The Zululand Land Delimitation Commission and the Lagden Report

The Zululand Land Delimitation Commission and the Lagden Report

In Natal, the Zululand Land Delimitation Commission was appointed in August 1902 to investigate and make recommendations on demarcations of land between Whites and Africans in Zululand. The commission submitted its report in October 1904 and recommended that 40% of the best and fertile land be reserved for White occupation as of January 1906. Africans who had became labour tenants on White farms of were removed to the remaining areas that had been declared as reserves.

Then in 1903, Lord Milner appointed Sir Godfrey Lagden to chair a commission that would report on “native affairs” in the four Southern African colonies which were to be incorporated into the Union of South Africa. The Commission endorsed the ideas of Theophilus Shepstone, which promoted the creation of the so called “native reserves” for easy administrative rule.

The commission argued that “Natives” had distinct rights to the reserved lands as the ancestral land held by their forefathers.

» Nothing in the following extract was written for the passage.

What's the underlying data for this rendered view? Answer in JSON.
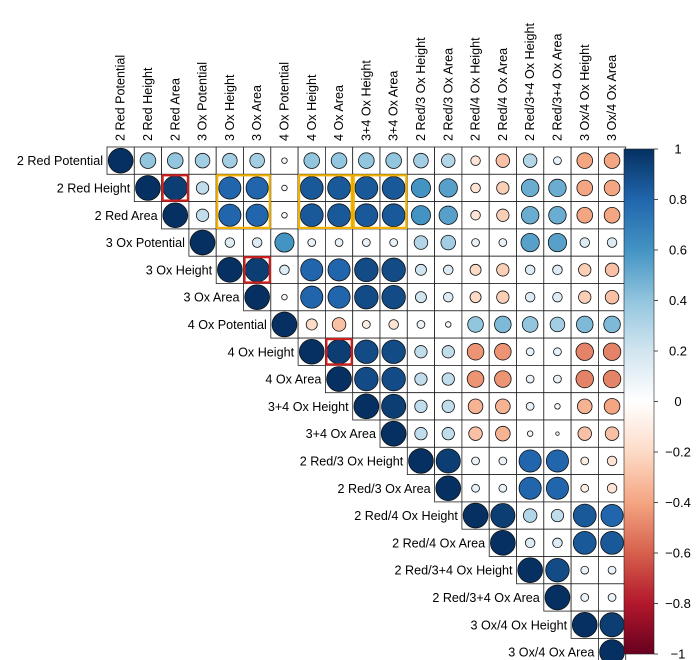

These tenure rights were presumably administered by the tribal chief on behalf of the people, and these chiefs were said to have “transferred their sovereign rights including their powers of administration over communal lands to the Crown through a process of peaceful annexation.”

Thus, the Crown had a duty to administer “natives” according to traditional ways of governance which were tribally based. Historian Nigel Worden points out that the “tenure proposals contained in the Lagden Report marked a departure from Britain’s mission to ‘civilize’ its colonial territories in favour of a decision to retribilise the African population.”

Amongst other concerns raised by the commission was “the unrestrained squatting of natives on private farms, whether as tenants or otherwise” which was described as “an evil and against the best interests of the country.”

Thus “it had become necessary to safeguard the interests of the Europeans to prevent the ‘amount of land in Native occupation from being undesirably extended.’” As Heinz Klug notes, in its report the commission “developed a vision of a future South African federation based on territorial segregation of black and white as a permanent mandatory feature of public life.”

Furthermore, the commission demonstrated a paternalistic attitude to Africans by claiming that this tribal way was one where “the father exercises authority within his family.” The commission granted White people as those who had the right to “govern the ‘Natives’ as nation its non age.”

Zimmerman and Visser also note that the commission unanimously concluded that in the interests of the Europeans, the “country should be segregated: land owned by Africans held in trust for them or subject to customary law was to be kept strictly separate in ‘white’ South Africa.” Evidently, the Lagden Commission played a pivotal role in a series of processes that laid down the foundation for the 1913 Native Land Act and spatial segregation in South Africa.